Recalling her escape from Vietnam at age 7 with her mother and brother, Chi Dinh wavers on the edge.
“I was scared,” she says finally. “My brother and I were starving and dehydrated.”
At one point, the 40 Vietnamese refugees crammed into a tiny fishing boat on the high seas ran out of food and water. Just when all hope seemed to evaporate, a big fishing boat from Hong Kong came into view.
“They threw a bunch of food to us,” Dinh, 37, says. “That saved our lives.”
Her brother is now a real estate broker, her parents retired entrepreneurs, all living in Texas.
Dinh also worked as a real estate agent but sold her company in June. Now she focuses on her nonprofit, the Austin Intercultural Network, which started out as a group to connect Asian-Americans.
“People from every culture started showing up,” Dinh says. “I realized that something was missing, something that would embrace every culture.

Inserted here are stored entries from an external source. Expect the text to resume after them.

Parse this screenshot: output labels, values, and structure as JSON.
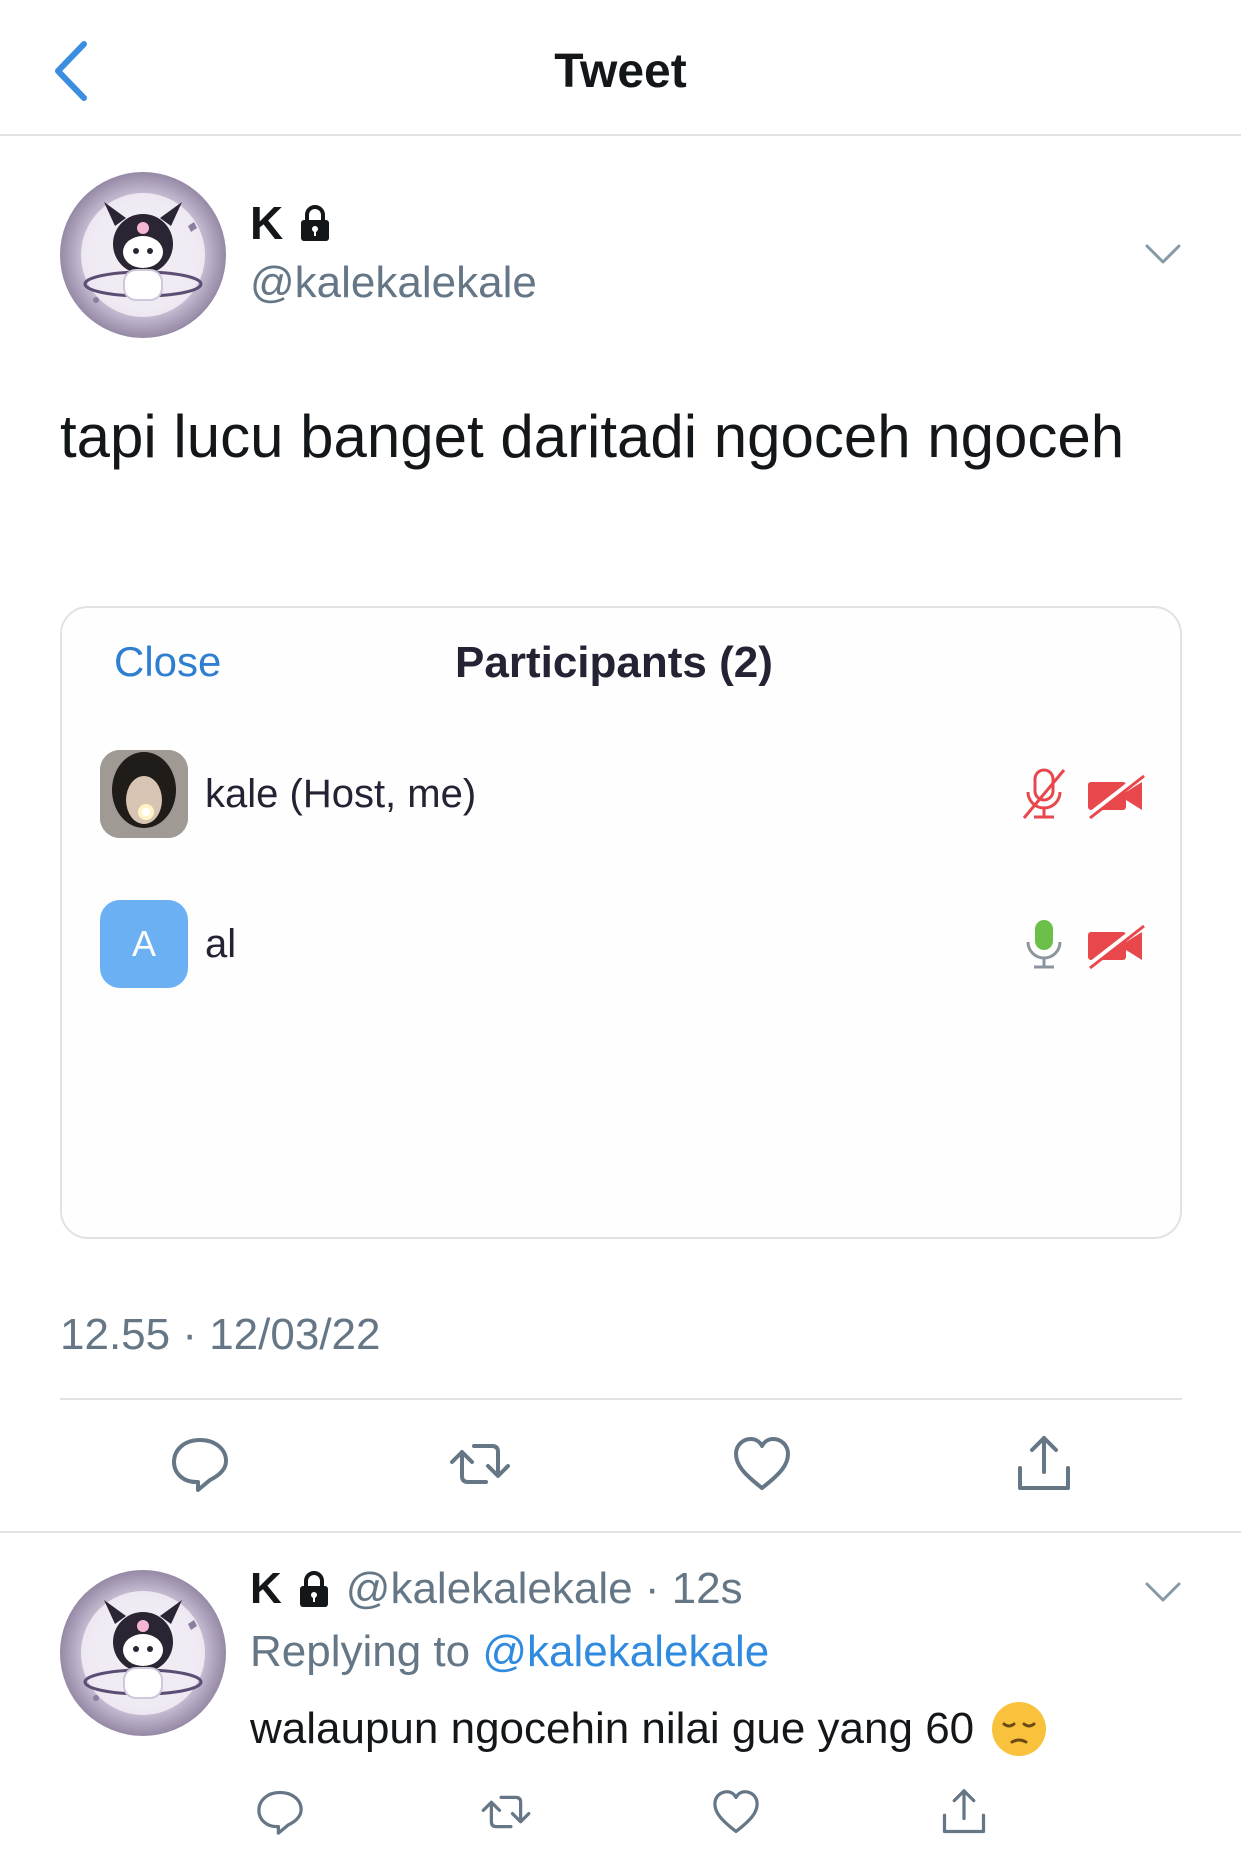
{
  "header": {
    "title": "Tweet",
    "back_icon": "chevron-left-icon"
  },
  "tweet": {
    "author_name": "K",
    "author_handle": "@kalekalekale",
    "text": "tapi lucu banget daritadi ngoceh ngoceh",
    "timestamp": "12.55 · 12/03/22"
  },
  "card": {
    "close_label": "Close",
    "title": "Participants (2)",
    "participants": [
      {
        "name": "kale (Host, me)",
        "mic": "muted",
        "video": "off"
      },
      {
        "name": "al",
        "avatar_letter": "A",
        "mic": "active",
        "video": "off"
      }
    ]
  },
  "actions": [
    "reply-icon",
    "retweet-icon",
    "like-icon",
    "share-icon"
  ],
  "reply": {
    "author_name": "K",
    "meta": "@kalekalekale · 12s",
    "replying_prefix": "Replying to",
    "replying_mention": "@kalekalekale",
    "text": "walaupun ngocehin nilai gue yang 60"
  },
  "colors": {
    "accent": "#2f8ae0",
    "muted_red": "#e8474c",
    "mic_green": "#6cc04a",
    "secondary_text": "#657786",
    "avatar_blue": "#6bb0f2"
  }
}
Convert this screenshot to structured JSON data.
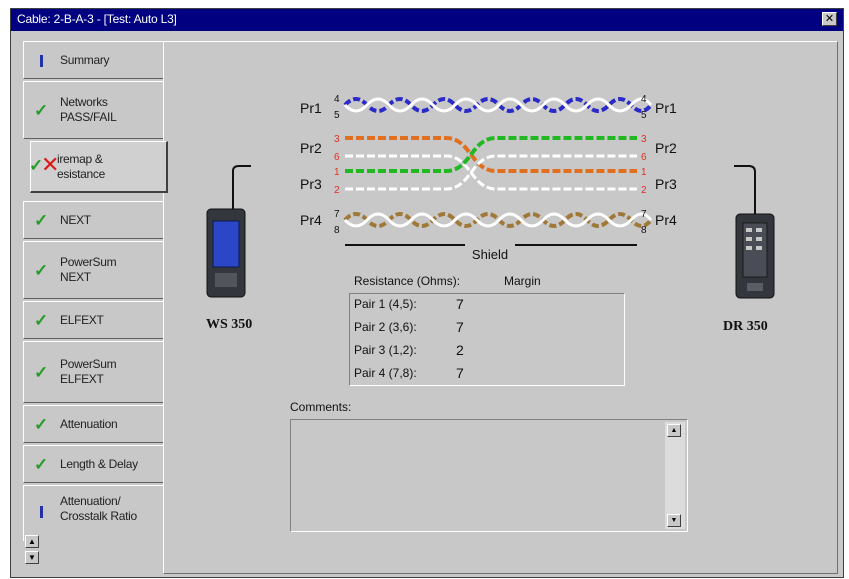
{
  "window": {
    "title": "Cable: 2-B-A-3 - [Test: Auto L3]",
    "close_glyph": "✕"
  },
  "tabs": [
    {
      "label": "Summary",
      "status": "info"
    },
    {
      "label": "Networks PASS/FAIL",
      "status": "pass"
    },
    {
      "label": "iremap & esistance",
      "status": "fail"
    },
    {
      "label": "NEXT",
      "status": "pass"
    },
    {
      "label": "PowerSum NEXT",
      "status": "pass"
    },
    {
      "label": "ELFEXT",
      "status": "pass"
    },
    {
      "label": "PowerSum ELFEXT",
      "status": "pass"
    },
    {
      "label": "Attenuation",
      "status": "pass"
    },
    {
      "label": "Length & Delay",
      "status": "pass"
    },
    {
      "label": "Attenuation/ Crosstalk Ratio",
      "status": "info"
    }
  ],
  "wiremap": {
    "pairs": [
      {
        "label": "Pr1",
        "pins_left": [
          "4",
          "5"
        ],
        "pins_right": [
          "4",
          "5"
        ],
        "color": "#2a2ac8"
      },
      {
        "label": "Pr2",
        "pins_left": [
          "3",
          "6"
        ],
        "pins_right": [
          "3",
          "6"
        ],
        "color": "#e07020"
      },
      {
        "label": "Pr3",
        "pins_left": [
          "1",
          "2"
        ],
        "pins_right": [
          "1",
          "2"
        ],
        "color": "#22b822"
      },
      {
        "label": "Pr4",
        "pins_left": [
          "7",
          "8"
        ],
        "pins_right": [
          "7",
          "8"
        ],
        "color": "#a07838"
      }
    ],
    "shield_label": "Shield"
  },
  "devices": {
    "left": "WS 350",
    "right": "DR 350"
  },
  "resistance": {
    "header_label": "Resistance (Ohms):",
    "header_margin": "Margin",
    "rows": [
      {
        "pair": "Pair 1 (4,5):",
        "value": "7"
      },
      {
        "pair": "Pair 2 (3,6):",
        "value": "7"
      },
      {
        "pair": "Pair 3 (1,2):",
        "value": "2"
      },
      {
        "pair": "Pair 4 (7,8):",
        "value": "7"
      }
    ]
  },
  "comments": {
    "label": "Comments:",
    "value": ""
  }
}
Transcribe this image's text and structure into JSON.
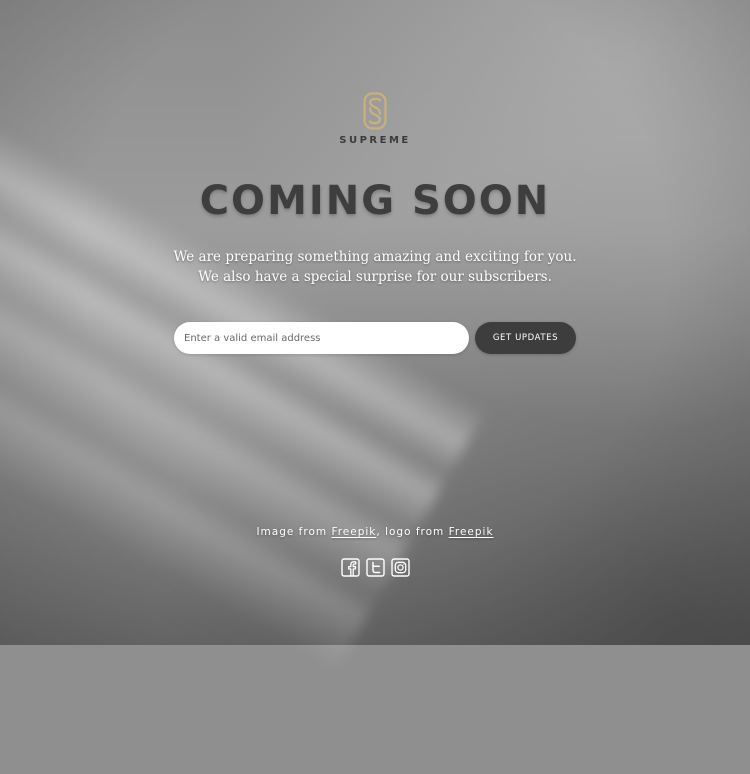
{
  "brand": {
    "name": "SUPREME",
    "logo_icon": "s-monogram-icon",
    "logo_color": "#c9b27a"
  },
  "hero": {
    "title": "COMING SOON",
    "subtitle": "We are preparing something amazing and exciting for you. We also have a special surprise for our subscribers."
  },
  "form": {
    "email_placeholder": "Enter a valid email address",
    "email_value": "",
    "submit_label": "GET UPDATES"
  },
  "credits": {
    "prefix": "Image from ",
    "link1": "Freepik",
    "middle": ", logo from ",
    "link2": "Freepik"
  },
  "social": [
    {
      "name": "facebook",
      "icon": "facebook-icon"
    },
    {
      "name": "twitter",
      "icon": "twitter-icon"
    },
    {
      "name": "instagram",
      "icon": "instagram-icon"
    }
  ],
  "colors": {
    "title": "#3e3e3e",
    "button_bg": "#3d3d3d",
    "text_light": "#ffffff"
  }
}
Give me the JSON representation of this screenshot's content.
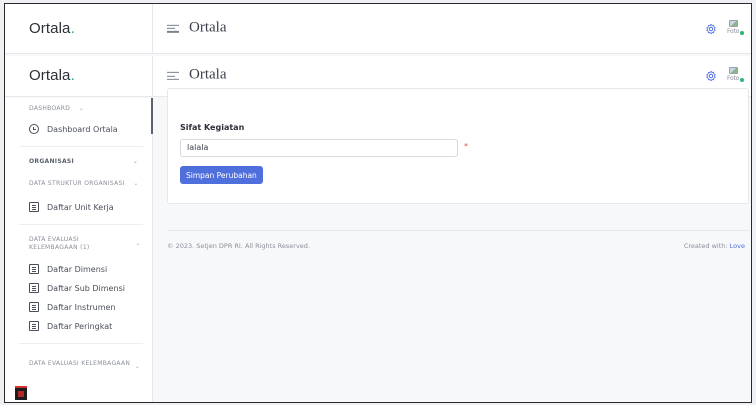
{
  "header": {
    "brand_name": "Ortala",
    "brand_dot": ".",
    "page_title": "Ortala",
    "avatar_alt": "Foto"
  },
  "sidebar": {
    "sections": [
      {
        "label": "DASHBOARD",
        "items": [
          {
            "label": "Dashboard Ortala",
            "icon": "clock-icon"
          }
        ]
      },
      {
        "label": "ORGANISASI"
      },
      {
        "label": "DATA STRUKTUR ORGANISASI",
        "items": [
          {
            "label": "Daftar Unit Kerja",
            "icon": "document-icon"
          }
        ]
      },
      {
        "label": "DATA EVALUASI KELEMBAGAAN (1)",
        "items": [
          {
            "label": "Daftar Dimensi",
            "icon": "document-icon"
          },
          {
            "label": "Daftar Sub Dimensi",
            "icon": "document-icon"
          },
          {
            "label": "Daftar Instrumen",
            "icon": "document-icon"
          },
          {
            "label": "Daftar Peringkat",
            "icon": "document-icon"
          }
        ]
      },
      {
        "label": "DATA EVALUASI KELEMBAGAAN"
      }
    ]
  },
  "form": {
    "field_label": "Sifat Kegiatan",
    "field_value": "lalala",
    "required_marker": "*",
    "submit_label": "Simpan Perubahan"
  },
  "footer": {
    "copyright": "© 2023. Setjen DPR RI. All Rights Reserved.",
    "created_prefix": "Created with: ",
    "created_link": "Love"
  },
  "colors": {
    "accent": "#4f6fdc",
    "brand_dot": "#2ab673",
    "required": "#e05252"
  }
}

That’s where I feel most comfortable.”
Born in Da Nang on the central coast of Vietnam, Dinh and her family were targeted after the departure of the Americans and the catastrophic fall of Saigon in 1975. Her father had served in the South Vietnamese Navy; her mother was a nurse. Both were imprisoned by the communists.
Knowing the seas, her father escaped first.
“My mother didn’t know if she would ever see him again,” Dinh remembers. “They were separated for five years. Mom was always trying to escape. She was harassed.”
Dinh, who spoke only Vietnamese, and her brother were at the mercy of a rapidly shifting society.
“I felt like I didn’t belong,” she says with swelling emotion. “I floated from one family to another.”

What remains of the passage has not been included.